AGP Pro cards (and slots) provide for greater power requirements. An extra 50 pins provides additional power for very hungry video cards.

There are 2 versions of the standard....AGP Pro 50 and AGP Pro 110. They provide 50 watts and 110 watts respectively. They run at AGP4x.

Generally, these have only been professional level cards that require massive amounts of power.....I have only seen nVidia GeForce family boards take advantage of it.

They really ought to have used it for the Voodoo 5's....save having to plug directly into the power, or using a power brick.

 
Thanks
I was just looking at my new Asus A7V and saw it had AGP Pro and I had to know what it was for😉



Isaiah
 
The downside to using the AGP PRo is that the card requires 1 or 2 adjacent PIC slots.

The V5 does not use AGP Pro simply as very few home computers have the slot.. and many would not want to give up the PCI slots!
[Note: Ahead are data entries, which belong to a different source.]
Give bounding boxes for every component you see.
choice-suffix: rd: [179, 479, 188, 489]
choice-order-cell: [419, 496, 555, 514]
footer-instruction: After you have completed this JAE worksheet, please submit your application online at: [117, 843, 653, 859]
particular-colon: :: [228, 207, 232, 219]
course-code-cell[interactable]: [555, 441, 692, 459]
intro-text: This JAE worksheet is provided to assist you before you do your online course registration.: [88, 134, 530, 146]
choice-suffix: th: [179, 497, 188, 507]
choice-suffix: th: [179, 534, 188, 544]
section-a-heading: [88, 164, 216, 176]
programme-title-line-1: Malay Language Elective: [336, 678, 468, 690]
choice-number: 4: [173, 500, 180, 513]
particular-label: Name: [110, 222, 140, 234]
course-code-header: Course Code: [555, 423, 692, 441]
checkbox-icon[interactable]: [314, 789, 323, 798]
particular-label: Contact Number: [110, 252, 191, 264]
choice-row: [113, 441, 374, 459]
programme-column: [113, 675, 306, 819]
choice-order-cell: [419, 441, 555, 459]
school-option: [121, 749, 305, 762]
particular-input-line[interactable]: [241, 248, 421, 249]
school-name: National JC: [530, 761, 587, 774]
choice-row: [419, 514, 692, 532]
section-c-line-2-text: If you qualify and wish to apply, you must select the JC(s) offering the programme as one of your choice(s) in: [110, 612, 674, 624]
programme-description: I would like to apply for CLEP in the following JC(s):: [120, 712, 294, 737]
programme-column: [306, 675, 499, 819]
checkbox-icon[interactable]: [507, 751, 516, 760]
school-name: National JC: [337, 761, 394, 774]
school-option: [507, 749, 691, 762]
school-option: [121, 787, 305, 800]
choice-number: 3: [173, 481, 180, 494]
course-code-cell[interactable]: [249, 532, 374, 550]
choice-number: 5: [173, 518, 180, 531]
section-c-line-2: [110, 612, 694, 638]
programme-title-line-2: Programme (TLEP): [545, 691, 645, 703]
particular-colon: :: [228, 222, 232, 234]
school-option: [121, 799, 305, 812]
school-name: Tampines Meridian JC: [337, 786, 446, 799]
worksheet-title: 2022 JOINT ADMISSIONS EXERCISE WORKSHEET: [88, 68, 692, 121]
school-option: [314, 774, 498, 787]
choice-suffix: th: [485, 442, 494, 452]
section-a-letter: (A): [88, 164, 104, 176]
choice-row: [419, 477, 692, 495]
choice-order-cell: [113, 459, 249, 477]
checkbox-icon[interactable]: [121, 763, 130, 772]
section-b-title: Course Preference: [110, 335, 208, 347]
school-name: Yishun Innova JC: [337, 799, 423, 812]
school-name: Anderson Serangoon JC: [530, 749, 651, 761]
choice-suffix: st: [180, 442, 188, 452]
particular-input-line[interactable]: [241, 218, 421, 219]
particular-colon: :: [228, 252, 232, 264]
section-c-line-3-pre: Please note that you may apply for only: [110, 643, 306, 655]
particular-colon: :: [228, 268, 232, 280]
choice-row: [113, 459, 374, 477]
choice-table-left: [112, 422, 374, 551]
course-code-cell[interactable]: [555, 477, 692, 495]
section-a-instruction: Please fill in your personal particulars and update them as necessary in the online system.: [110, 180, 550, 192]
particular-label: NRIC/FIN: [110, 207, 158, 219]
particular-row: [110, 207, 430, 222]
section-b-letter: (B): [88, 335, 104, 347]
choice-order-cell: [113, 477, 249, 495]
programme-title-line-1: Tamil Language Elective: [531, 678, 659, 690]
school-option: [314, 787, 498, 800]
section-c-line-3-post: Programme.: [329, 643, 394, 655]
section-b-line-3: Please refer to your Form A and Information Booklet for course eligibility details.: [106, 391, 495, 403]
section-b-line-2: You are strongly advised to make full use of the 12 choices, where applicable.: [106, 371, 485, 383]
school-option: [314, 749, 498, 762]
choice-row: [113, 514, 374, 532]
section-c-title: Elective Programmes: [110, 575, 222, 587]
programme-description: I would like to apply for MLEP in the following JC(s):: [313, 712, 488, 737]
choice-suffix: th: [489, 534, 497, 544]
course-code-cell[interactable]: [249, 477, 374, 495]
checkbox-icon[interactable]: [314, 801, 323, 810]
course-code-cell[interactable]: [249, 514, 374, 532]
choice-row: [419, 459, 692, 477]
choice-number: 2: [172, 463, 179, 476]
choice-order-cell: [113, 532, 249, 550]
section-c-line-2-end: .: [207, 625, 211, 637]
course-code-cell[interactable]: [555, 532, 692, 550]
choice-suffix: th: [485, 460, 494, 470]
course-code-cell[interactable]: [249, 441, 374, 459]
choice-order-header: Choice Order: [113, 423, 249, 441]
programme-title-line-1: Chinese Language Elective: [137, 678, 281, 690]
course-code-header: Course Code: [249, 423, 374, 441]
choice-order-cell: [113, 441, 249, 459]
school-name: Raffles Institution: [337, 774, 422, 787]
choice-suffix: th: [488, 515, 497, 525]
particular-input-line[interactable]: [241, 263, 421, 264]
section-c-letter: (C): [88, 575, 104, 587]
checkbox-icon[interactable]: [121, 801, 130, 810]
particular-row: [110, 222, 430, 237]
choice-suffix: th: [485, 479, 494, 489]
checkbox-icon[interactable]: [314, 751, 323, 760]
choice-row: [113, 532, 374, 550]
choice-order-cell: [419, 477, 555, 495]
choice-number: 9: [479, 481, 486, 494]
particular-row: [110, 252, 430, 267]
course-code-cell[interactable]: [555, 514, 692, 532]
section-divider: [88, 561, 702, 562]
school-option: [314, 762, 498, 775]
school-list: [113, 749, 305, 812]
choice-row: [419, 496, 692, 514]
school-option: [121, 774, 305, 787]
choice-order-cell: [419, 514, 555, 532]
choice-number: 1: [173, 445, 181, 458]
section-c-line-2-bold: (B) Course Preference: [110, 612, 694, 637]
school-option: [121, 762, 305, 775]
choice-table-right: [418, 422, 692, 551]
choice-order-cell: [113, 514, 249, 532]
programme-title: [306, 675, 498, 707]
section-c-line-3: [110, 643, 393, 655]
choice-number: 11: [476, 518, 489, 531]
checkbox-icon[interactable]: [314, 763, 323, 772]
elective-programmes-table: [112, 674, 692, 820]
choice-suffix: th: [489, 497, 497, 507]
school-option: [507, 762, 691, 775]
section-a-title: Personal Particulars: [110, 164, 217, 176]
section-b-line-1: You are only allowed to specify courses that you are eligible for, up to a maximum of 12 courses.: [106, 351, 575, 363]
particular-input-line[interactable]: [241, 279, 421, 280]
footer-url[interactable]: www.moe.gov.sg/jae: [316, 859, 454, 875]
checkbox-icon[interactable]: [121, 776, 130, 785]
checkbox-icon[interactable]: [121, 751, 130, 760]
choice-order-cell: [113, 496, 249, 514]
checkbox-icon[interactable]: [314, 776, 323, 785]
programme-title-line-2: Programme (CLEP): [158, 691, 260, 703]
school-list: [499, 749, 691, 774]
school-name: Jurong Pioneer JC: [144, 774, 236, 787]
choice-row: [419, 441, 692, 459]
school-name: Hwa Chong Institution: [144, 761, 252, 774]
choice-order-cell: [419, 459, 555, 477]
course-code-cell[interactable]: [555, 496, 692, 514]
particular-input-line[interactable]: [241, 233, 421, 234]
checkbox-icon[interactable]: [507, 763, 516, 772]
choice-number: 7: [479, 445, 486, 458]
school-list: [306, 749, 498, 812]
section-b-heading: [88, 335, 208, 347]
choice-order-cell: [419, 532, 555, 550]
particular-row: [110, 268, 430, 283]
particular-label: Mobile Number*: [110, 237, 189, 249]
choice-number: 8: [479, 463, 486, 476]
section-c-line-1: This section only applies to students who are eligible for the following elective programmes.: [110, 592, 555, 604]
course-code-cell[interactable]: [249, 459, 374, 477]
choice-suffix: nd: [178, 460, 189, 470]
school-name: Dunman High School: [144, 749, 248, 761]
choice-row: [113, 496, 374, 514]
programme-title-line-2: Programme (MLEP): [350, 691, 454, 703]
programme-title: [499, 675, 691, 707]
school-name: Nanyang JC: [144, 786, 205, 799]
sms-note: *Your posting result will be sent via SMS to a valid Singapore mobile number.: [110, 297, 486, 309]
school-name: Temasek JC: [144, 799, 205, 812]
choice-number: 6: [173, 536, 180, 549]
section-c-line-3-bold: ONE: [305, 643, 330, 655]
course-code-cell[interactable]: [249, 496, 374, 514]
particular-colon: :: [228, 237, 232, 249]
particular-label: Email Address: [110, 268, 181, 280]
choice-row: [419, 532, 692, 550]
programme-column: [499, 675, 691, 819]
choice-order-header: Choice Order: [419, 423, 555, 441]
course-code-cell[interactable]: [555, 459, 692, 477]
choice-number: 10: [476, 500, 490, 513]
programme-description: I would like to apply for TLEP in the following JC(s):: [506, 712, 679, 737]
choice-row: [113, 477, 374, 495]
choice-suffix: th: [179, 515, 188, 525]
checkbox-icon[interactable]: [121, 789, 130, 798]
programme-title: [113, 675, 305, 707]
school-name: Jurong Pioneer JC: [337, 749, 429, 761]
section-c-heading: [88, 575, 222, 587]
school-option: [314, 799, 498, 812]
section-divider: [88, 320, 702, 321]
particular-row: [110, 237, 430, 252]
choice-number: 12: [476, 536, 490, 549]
Most of the current high end CAD/CAM cards require it thou.. WIldcats, 3Dlabs, Quadro Pro's etc.

 
Depending on the design of the AGP Pro card, you do not have to take up the additional PCI slots. The AGP Pro *standard* allows for wider cards that would take up room over the PCI slots, but a good design would not need the extra space. Generally the extra space is given towards cooling, or perhaps a daughter board. A few good heatsinks and chipset fans would do quite well....a number of people use slot fans to cool their cards, so they lose those PCI slots anyway.